The summer basketball camp is a mainstay for both youngsters hoping to improve their skills and one day play in the NCAA tournaments as well as for coaches and college athletes who run the camps and get to work with future stars.
So it’s worth marking the death the other day of an influential figure in college basketball who created one of the first basketball camps and trained hundreds of schoolboy athletes in this state.
He was Fred McCall, a native of Denver in Gaston County and a three-sport star at Lenoir Rhyne College before World War II. By the 1950s he was coaching at what was then Campbell Junior College in Buies Creek, N.C.
In 1956 he and legendary Wake Forest Coach “Bones” McKinney started the Campbell Basketball Camp with two one-week sessions for aspiring roundballers. It became the place where everyone with hoop hopes wanted to go in the 1960s. His staffers included such famous players as Bob Cousy and UCLA Coach John Wooden, notes the N&O’s Lorenzo Perez in this story.
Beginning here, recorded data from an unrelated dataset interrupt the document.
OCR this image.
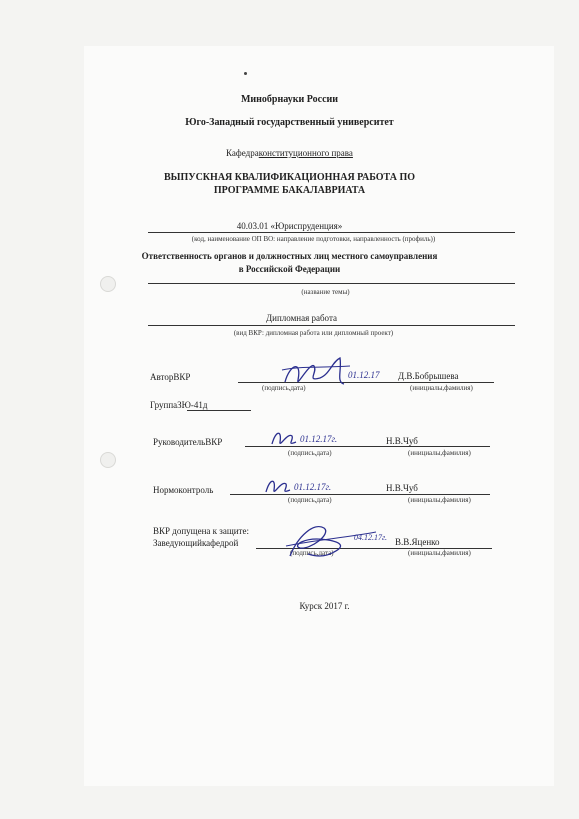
Минобрнауки России
Юго-Западный государственный университет
Кафедраконституционного права
ВЫПУСКНАЯ КВАЛИФИКАЦИОННАЯ РАБОТА ПО
ПРОГРАММЕ БАКАЛАВРИАТА
40.03.01 «Юриспруденция»
(код, наименование ОП ВО: направление подготовки, направленность (профиль))
Ответственность органов и должностных лиц местного самоуправления
в Российской Федерации
(название темы)
Дипломная работа
(вид ВКР: дипломная работа или дипломный проект)
АвторВКР	Д.В.Бобрышева
(подпись,дата)	(инициалы,фамилия)
01.12.17
ГруппаЗЮ-41д
РуководительВКР	Н.В.Чуб
(подпись,дата)	(инициалы,фамилия)
01.12.17г.
Нормоконтроль	Н.В.Чуб
(подпись,дата)	(инициалы,фамилия)
01.12.17г.
ВКР допущена к защите:
Заведующийкафедрой	В.В.Яценко
(подпись,дата)	(инициалы,фамилия)
04.12.17г.
Курск 2017 г.
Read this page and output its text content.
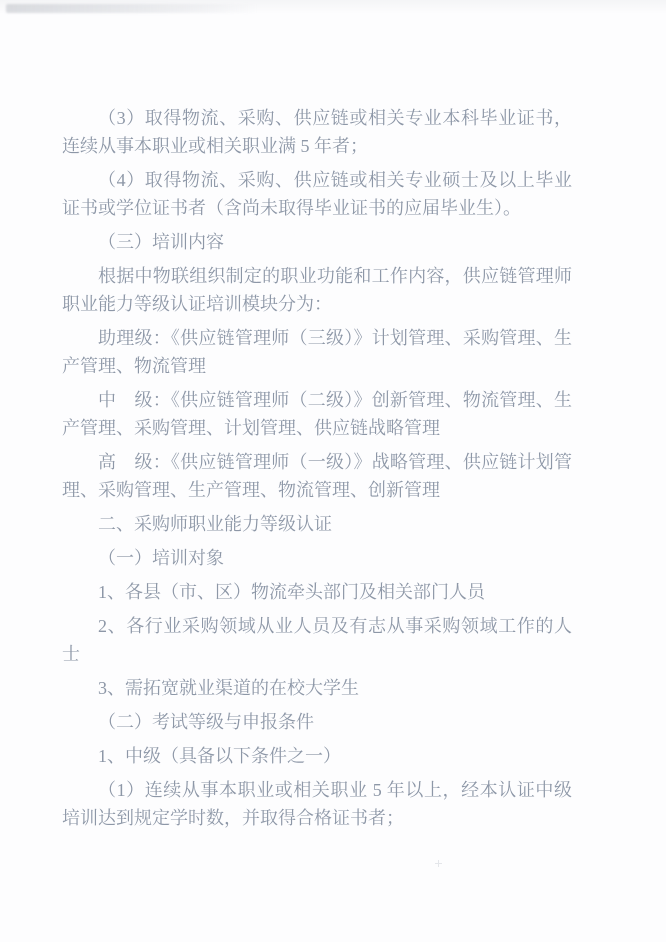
（3）取得物流、采购、供应链或相关专业本科毕业证书，连续从事本职业或相关职业满 5 年者；

（4）取得物流、采购、供应链或相关专业硕士及以上毕业证书或学位证书者（含尚未取得毕业证书的应届毕业生）。

（三）培训内容

根据中物联组织制定的职业功能和工作内容，供应链管理师职业能力等级认证培训模块分为：

助理级：《供应链管理师（三级）》计划管理、采购管理、生产管理、物流管理

中　级：《供应链管理师（二级）》创新管理、物流管理、生产管理、采购管理、计划管理、供应链战略管理

高　级：《供应链管理师（一级）》战略管理、供应链计划管理、采购管理、生产管理、物流管理、创新管理

二、采购师职业能力等级认证

（一）培训对象

1、各县（市、区）物流牵头部门及相关部门人员

2、各行业采购领域从业人员及有志从事采购领域工作的人士

3、需拓宽就业渠道的在校大学生

（二）考试等级与申报条件

1、中级（具备以下条件之一）

（1）连续从事本职业或相关职业 5 年以上，经本认证中级培训达到规定学时数，并取得合格证书者；
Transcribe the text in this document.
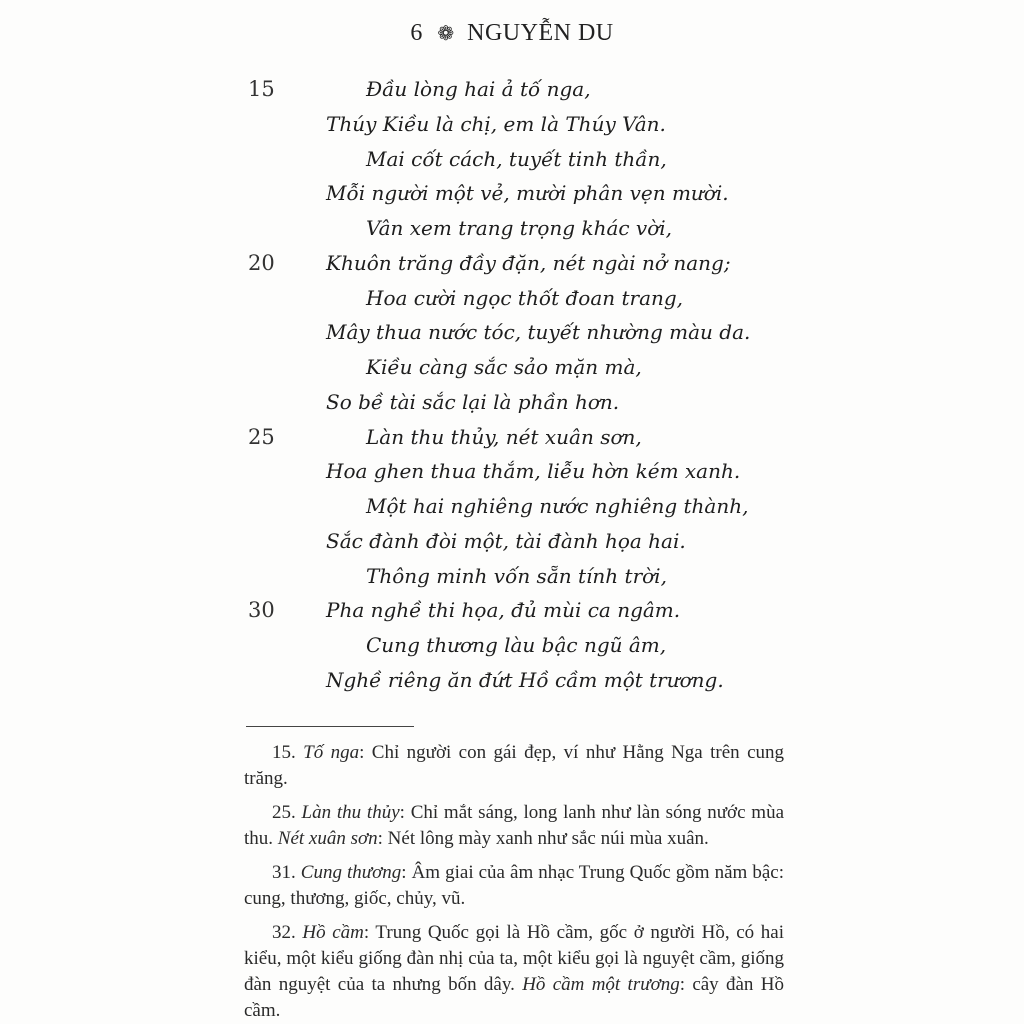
6 ❁ NGUYỄN DU
15	Đầu lòng hai ả tố nga,
Thúy Kiều là chị, em là Thúy Vân.
Mai cốt cách, tuyết tinh thần,
Mỗi người một vẻ, mười phân vẹn mười.
Vân xem trang trọng khác vời,
20	Khuôn trăng đầy đặn, nét ngài nở nang;
Hoa cười ngọc thốt đoan trang,
Mây thua nước tóc, tuyết nhường màu da.
Kiều càng sắc sảo mặn mà,
So bề tài sắc lại là phần hơn.
25	Làn thu thủy, nét xuân sơn,
Hoa ghen thua thắm, liễu hờn kém xanh.
Một hai nghiêng nước nghiêng thành,
Sắc đành đòi một, tài đành họa hai.
Thông minh vốn sẵn tính trời,
30	Pha nghề thi họa, đủ mùi ca ngâm.
Cung thương làu bậc ngũ âm,
Nghề riêng ăn đứt Hồ cầm một trương.

15. Tố nga: Chỉ người con gái đẹp, ví như Hằng Nga trên cung trăng.

25. Làn thu thủy: Chỉ mắt sáng, long lanh như làn sóng nước mùa thu. Nét xuân sơn: Nét lông mày xanh như sắc núi mùa xuân.

31. Cung thương: Âm giai của âm nhạc Trung Quốc gồm năm bậc: cung, thương, giốc, chủy, vũ.

32. Hồ cầm: Trung Quốc gọi là Hồ cầm, gốc ở người Hồ, có hai kiểu, một kiểu giống đàn nhị của ta, một kiểu gọi là nguyệt cầm, giống đàn nguyệt của ta nhưng bốn dây. Hồ cầm một trương: cây đàn Hồ cầm.
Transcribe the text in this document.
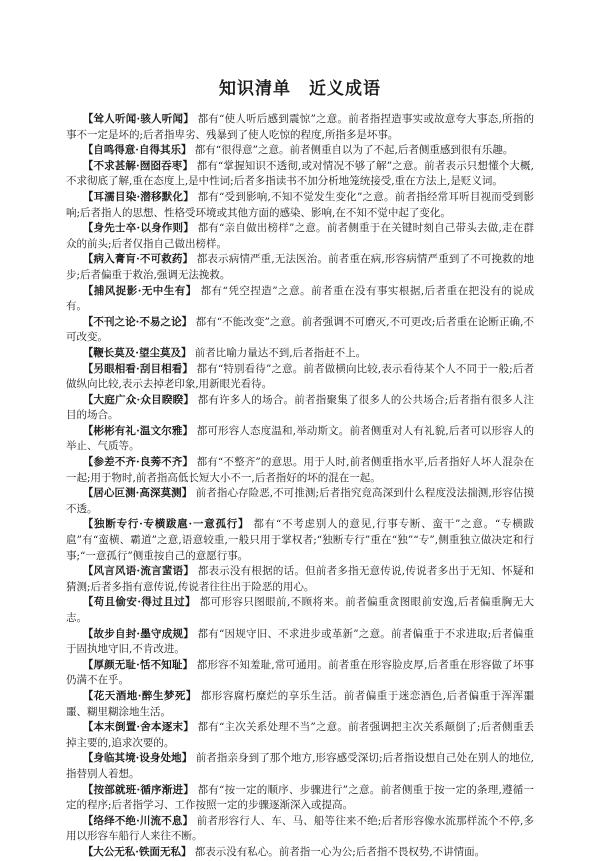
知识清单　近义成语
【耸人听闻·骇人听闻】 都有“使人听后感到震惊”之意。前者指捏造事实或故意夸大事态,所指的事不一定是坏的;后者指卑劣、残暴到了使人吃惊的程度,所指多是坏事。
【自鸣得意·自得其乐】 都有“很得意”之意。前者侧重自以为了不起,后者侧重感到很有乐趣。
【不求甚解·囫囵吞枣】 都有“掌握知识不透彻,或对情况不够了解”之意。前者表示只想懂个大概,不求彻底了解,重在态度上,是中性词;后者多指读书不加分析地笼统接受,重在方法上,是贬义词。
【耳濡目染·潜移默化】 都有“受到影响,不知不觉发生变化”之意。前者指经常耳听目视而受到影响;后者指人的思想、性格受环境或其他方面的感染、影响,在不知不觉中起了变化。
【身先士卒·以身作则】 都有“亲自做出榜样”之意。前者侧重于在关键时刻自己带头去做,走在群众的前头;后者仅指自己做出榜样。
【病入膏肓·不可救药】 都表示病情严重,无法医治。前者重在病,形容病情严重到了不可挽救的地步;后者偏重于救治,强调无法挽救。
【捕风捉影·无中生有】 都有“凭空捏造”之意。前者重在没有事实根据,后者重在把没有的说成有。
【不刊之论·不易之论】 都有“不能改变”之意。前者强调不可磨灭,不可更改;后者重在论断正确,不可改变。
【鞭长莫及·望尘莫及】 前者比喻力量达不到,后者指赶不上。
【另眼相看·刮目相看】 都有“特别看待”之意。前者做横向比较,表示看待某个人不同于一般;后者做纵向比较,表示去掉老印象,用新眼光看待。
【大庭广众·众目睽睽】 都有许多人的场合。前者指聚集了很多人的公共场合;后者指有很多人注目的场合。
【彬彬有礼·温文尔雅】 都可形容人态度温和,举动斯文。前者侧重对人有礼貌,后者可以形容人的举止、气质等。
【参差不齐·良莠不齐】 都有“不整齐”的意思。用于人时,前者侧重指水平,后者指好人坏人混杂在一起;用于物时,前者指高低长短大小不一,后者指好的坏的混在一起。
【居心叵测·高深莫测】 前者指心存险恶,不可推测;后者指究竟高深到什么程度没法揣测,形容估摸不透。
【独断专行·专横跋扈·一意孤行】 都有“不考虑别人的意见,行事专断、蛮干”之意。“专横跋扈”有“蛮横、霸道”之意,语意较重,一般只用于掌权者;“独断专行”重在“独”“专”,侧重独立做决定和行事;“一意孤行”侧重按自己的意愿行事。
【风言风语·流言蜚语】 都表示没有根据的话。但前者多指无意传说,传说者多出于无知、怀疑和猜测;后者多指有意传说,传说者往往出于险恶的用心。
【苟且偷安·得过且过】 都可形容只图眼前,不顾将来。前者偏重贪图眼前安逸,后者偏重胸无大志。
【故步自封·墨守成规】 都有“因规守旧、不求进步或革新”之意。前者偏重于不求进取;后者偏重于固执地守旧,不肯改进。
【厚颜无耻·恬不知耻】 都形容不知羞耻,常可通用。前者重在形容脸皮厚,后者重在形容做了坏事仍满不在乎。
【花天酒地·醉生梦死】 都形容腐朽糜烂的享乐生活。前者偏重于迷恋酒色,后者偏重于浑浑噩噩、糊里糊涂地生活。
【本末倒置·舍本逐末】 都有“主次关系处理不当”之意。前者强调把主次关系颠倒了;后者侧重丢掉主要的,追求次要的。
【身临其境·设身处地】 前者指亲身到了那个地方,形容感受深切;后者指设想自己处在别人的地位,指替别人着想。
【按部就班·循序渐进】 都有“按一定的顺序、步骤进行”之意。前者侧重于按一定的条理,遵循一定的程序;后者指学习、工作按照一定的步骤逐渐深入或提高。
【络绎不绝·川流不息】 前者形容行人、车、马、船等往来不绝;后者形容像水流那样流个不停,多用以形容车船行人来往不断。
【大公无私·铁面无私】 都表示没有私心。前者指一心为公;后者指不畏权势,不讲情面。
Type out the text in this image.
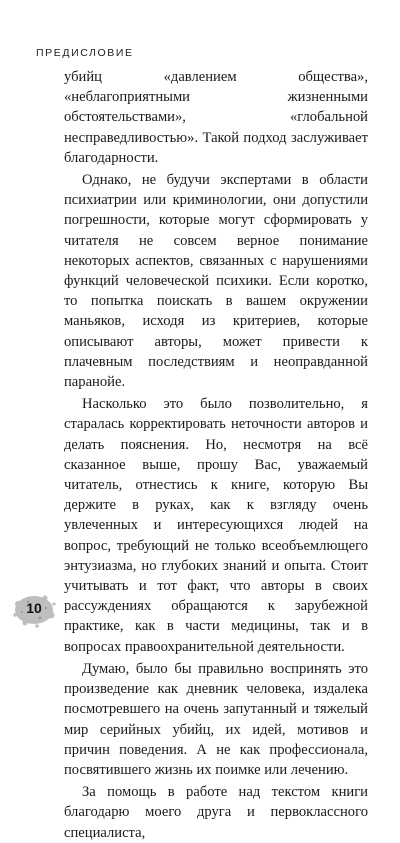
ПРЕДИСЛОВИЕ

убийц «давлением общества», «неблагоприятными жизненными обстоятельствами», «глобальной несправедливостью». Такой подход заслуживает благодарности.

Однако, не будучи экспертами в области психиатрии или криминологии, они допустили погрешности, которые могут сформировать у читателя не совсем верное понимание некоторых аспектов, связанных с нарушениями функций человеческой психики. Если коротко, то попытка поискать в вашем окружении маньяков, исходя из критериев, которые описывают авторы, может привести к плачевным последствиям и неоправданной паранойе.

Насколько это было позволительно, я старалась корректировать неточности авторов и делать пояснения. Но, несмотря на всё сказанное выше, прошу Вас, уважаемый читатель, отнестись к книге, которую Вы держите в руках, как к взгляду очень увлеченных и интересующихся людей на вопрос, требующий не только всеобъемлющего энтузиазма, но глубоких знаний и опыта. Стоит учитывать и тот факт, что авторы в своих рассуждениях обращаются к зарубежной практике, как в части медицины, так и в вопросах правоохранительной деятельности.

Думаю, было бы правильно воспринять это произведение как дневник человека, издалека посмотревшего на очень запутанный и тяжелый мир серийных убийц, их идей, мотивов и причин поведения. А не как профессионала, посвятившего жизнь их поимке или лечению.

За помощь в работе над текстом книги благодарю моего друга и первоклассного специалиста,

10
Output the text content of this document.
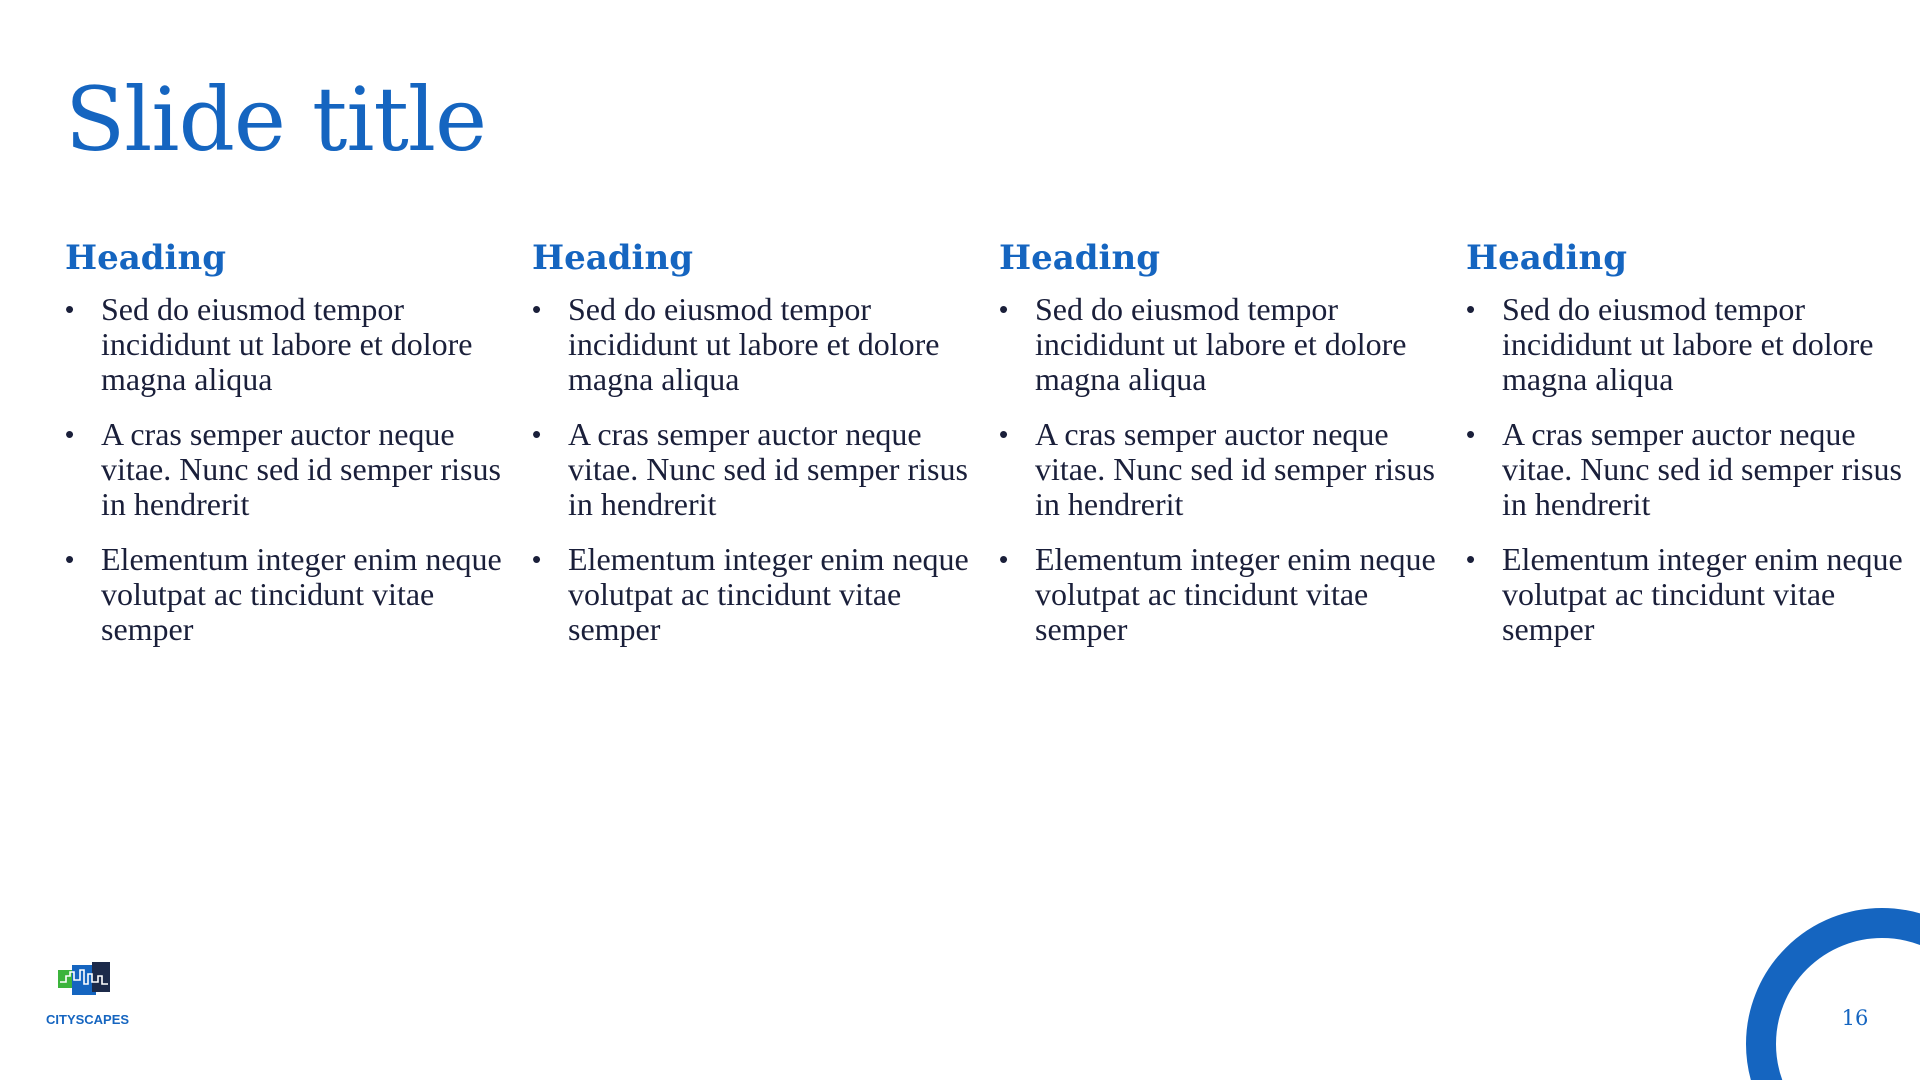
Slide title
Heading
• Sed do eiusmod tempor incididunt ut labore et dolore magna aliqua
• A cras semper auctor neque vitae. Nunc sed id semper risus in hendrerit
• Elementum integer enim neque volutpat ac tincidunt vitae semper
Heading
• Sed do eiusmod tempor incididunt ut labore et dolore magna aliqua
• A cras semper auctor neque vitae. Nunc sed id semper risus in hendrerit
• Elementum integer enim neque volutpat ac tincidunt vitae semper
Heading
• Sed do eiusmod tempor incididunt ut labore et dolore magna aliqua
• A cras semper auctor neque vitae. Nunc sed id semper risus in hendrerit
• Elementum integer enim neque volutpat ac tincidunt vitae semper
Heading
• Sed do eiusmod tempor incididunt ut labore et dolore magna aliqua
• A cras semper auctor neque vitae. Nunc sed id semper risus in hendrerit
• Elementum integer enim neque volutpat ac tincidunt vitae semper
CITYSCAPES	16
I spent a week in his care in the summer of 1962 during a time when I naively hoped to play basketball for the Davidson Wildcats after finishing high school a few years later. My hopes were far grander than my talent, as I soon discovered, but at Campbell Basketball Camp – known to most of us as Fred McCall’s Camp – I learned a lot about basketball and how it should be played. One of the most impressive coaches there was Press Maravich, whose then-14-year-old son Pete was hanging around the camp and making fools of much bigger players with his ball-handling skills and his cocky attitude. I learned a lot from Fred McCall, including the value of realistic assessments about one’s own talent.
McCall’s death marks another loss to the Carolina cultural landscape. He was an excellent coach (221-104 lifetime at Campbell) and, incidentally, the father of State Health Director Leah Devlin.